Bei den Pemphigus-Erkrankungen lösen sich in Folge der Immunreaktion die Verbindungen zwischen den Zellen in der obersten Hautschicht (Oberhaut, Epidermis) auf. Die Antikörper richten sich gegen die Proteine Desmoglein 1 und/oder 3, welche wichtige Komponenten der Zellkontakte darstellen. Es entstehen schlaffe und flüssigkeitsgefüllte Blasen an der Oberfläche der Haut, die leicht platzen und zu großflächigen, nässenden und schmerzenden Wunden (Erosionen) führen können. Beim Pemphigus foliaceus ist ausschließlich die Körperhaut betroffen, während sich beim Pemphigus vulgaris auch Blasen in den Schleimhäuten, besonders häufig in der empfindlichen Mundschleimhaut, bilden. Beim paraneoplastischen Pemphigus treten die charakteristischen Hautveränderungen als Begleiterscheinung eines Tumors auf. Antikörper gegen die Proteinfamilie der Plakine können auf diese Form des Pemphigus hinweisen.

Typisch für Pemphigus-Erkrankungen ist, dass sich die Blasenbildung durch Schiebedruck auf zuvor gesund erscheinender Haut provozieren lässt (Nikolski-Phänomen I). Die finale Diagnose beruht schließlich auf der Untersuchung einer Hautprobe unter dem Mikroskop und dem Nachweis der entsprechenden Antikörper im Blut der Patienten.

Pemphigoid-Erkrankungen

Neben dem Pemphigus bilden die Pemphigoid-Erkrankungen die zweite große Gruppe der blasenbildenden Autoimmundermatosen. In ihrem Fall sind die Antikörper gegen Proteine gerichtet, die die Epidermis in der darunterliegenden Hautschicht (Lederhaut, Dermis) verankern. Durch die Immunreaktion lösen sich die Hautschichten voneinander ab.

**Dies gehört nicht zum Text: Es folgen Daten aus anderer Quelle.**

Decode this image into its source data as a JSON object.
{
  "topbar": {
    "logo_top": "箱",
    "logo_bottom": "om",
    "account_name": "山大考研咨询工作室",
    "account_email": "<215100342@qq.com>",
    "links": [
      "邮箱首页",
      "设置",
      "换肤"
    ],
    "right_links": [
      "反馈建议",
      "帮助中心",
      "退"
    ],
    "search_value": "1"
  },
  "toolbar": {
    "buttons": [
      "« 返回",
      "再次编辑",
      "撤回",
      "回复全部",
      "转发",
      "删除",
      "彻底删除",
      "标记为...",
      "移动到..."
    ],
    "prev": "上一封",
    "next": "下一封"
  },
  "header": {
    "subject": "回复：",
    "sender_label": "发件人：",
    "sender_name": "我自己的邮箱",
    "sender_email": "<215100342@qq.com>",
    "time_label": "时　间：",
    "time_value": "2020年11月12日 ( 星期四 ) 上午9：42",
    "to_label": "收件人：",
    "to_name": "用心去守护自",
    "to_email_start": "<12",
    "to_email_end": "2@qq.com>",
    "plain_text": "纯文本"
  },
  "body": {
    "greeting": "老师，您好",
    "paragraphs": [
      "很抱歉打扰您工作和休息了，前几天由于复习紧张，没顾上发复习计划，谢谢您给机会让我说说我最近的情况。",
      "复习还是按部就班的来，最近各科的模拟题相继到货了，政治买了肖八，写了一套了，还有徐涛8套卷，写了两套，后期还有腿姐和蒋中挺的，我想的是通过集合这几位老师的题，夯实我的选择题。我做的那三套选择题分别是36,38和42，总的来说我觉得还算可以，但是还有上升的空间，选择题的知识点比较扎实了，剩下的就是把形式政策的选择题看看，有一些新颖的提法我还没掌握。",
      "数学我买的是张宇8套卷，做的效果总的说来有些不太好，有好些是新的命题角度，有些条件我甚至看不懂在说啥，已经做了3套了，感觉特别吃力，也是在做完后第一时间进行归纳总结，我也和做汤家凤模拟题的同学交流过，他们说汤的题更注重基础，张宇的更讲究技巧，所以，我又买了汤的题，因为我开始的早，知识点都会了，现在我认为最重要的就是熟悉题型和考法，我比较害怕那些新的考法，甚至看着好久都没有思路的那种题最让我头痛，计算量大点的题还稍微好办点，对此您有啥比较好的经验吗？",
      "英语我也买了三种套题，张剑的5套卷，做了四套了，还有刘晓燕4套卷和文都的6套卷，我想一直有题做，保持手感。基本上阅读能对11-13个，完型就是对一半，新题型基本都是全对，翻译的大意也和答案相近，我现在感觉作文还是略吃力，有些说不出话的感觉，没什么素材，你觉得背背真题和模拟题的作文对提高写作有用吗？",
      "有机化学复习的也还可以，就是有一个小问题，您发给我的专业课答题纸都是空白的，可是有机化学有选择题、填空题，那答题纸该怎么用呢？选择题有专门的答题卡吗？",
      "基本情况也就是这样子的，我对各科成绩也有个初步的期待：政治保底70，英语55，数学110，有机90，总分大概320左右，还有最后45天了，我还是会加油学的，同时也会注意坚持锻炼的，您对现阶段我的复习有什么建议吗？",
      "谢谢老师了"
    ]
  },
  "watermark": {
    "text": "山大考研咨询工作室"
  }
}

Beim bullösen Pemphigoid (BP), der häufigsten Form der Autoimmundermatosen, entstehen so pralle Blasen in der oft stark gereizten und juckenden Körperhaut. Die Schleimhäute sind nur selten betroffen. Für die Diagnose des BP wird neben den Symptomen die mikroskopische Analyse einer Hautprobe berücksichtigt. Außerdem sollten den Patienten Blutproben entnommen werden, in denen sich in fast allen Fällen Antikörper gegen die Proteine BP180 und/oder BP230 nachweisen lassen. Beim Schleimhaut-Pemphigoid weisen, wie der Name vermuten lässt, vor allem die Schleimhäute Blasen auf. Neben Anti-BP180- Antikörpern lassen sich bei diesen Patienten unter Umständen auch Antikörper gegen ein weiteres Protein, das Laminin 332, nachweisen.

Epidermolysis bullosa acquisita (EBA)

EBA, ebenfalls eine bullöse Autoimmundermatose, ähnelt in ihrem klinischen Erscheinungsbild dem BP. Statt der Antikörper gegen BP180 oder BP230, sind bei dieser Erkrankung jedoch Antikörper gegen Kollagen Typ VII charakteristisch. Kollagen Typ VII bildet die sogenannten Ankerfibrillen in der Basalmembran, an denen die Oberhaut fixiert ist. Auch die Immunreaktion gegen die Ankerfibrillen führt deshalb zu einer Ablösung der Epidermis.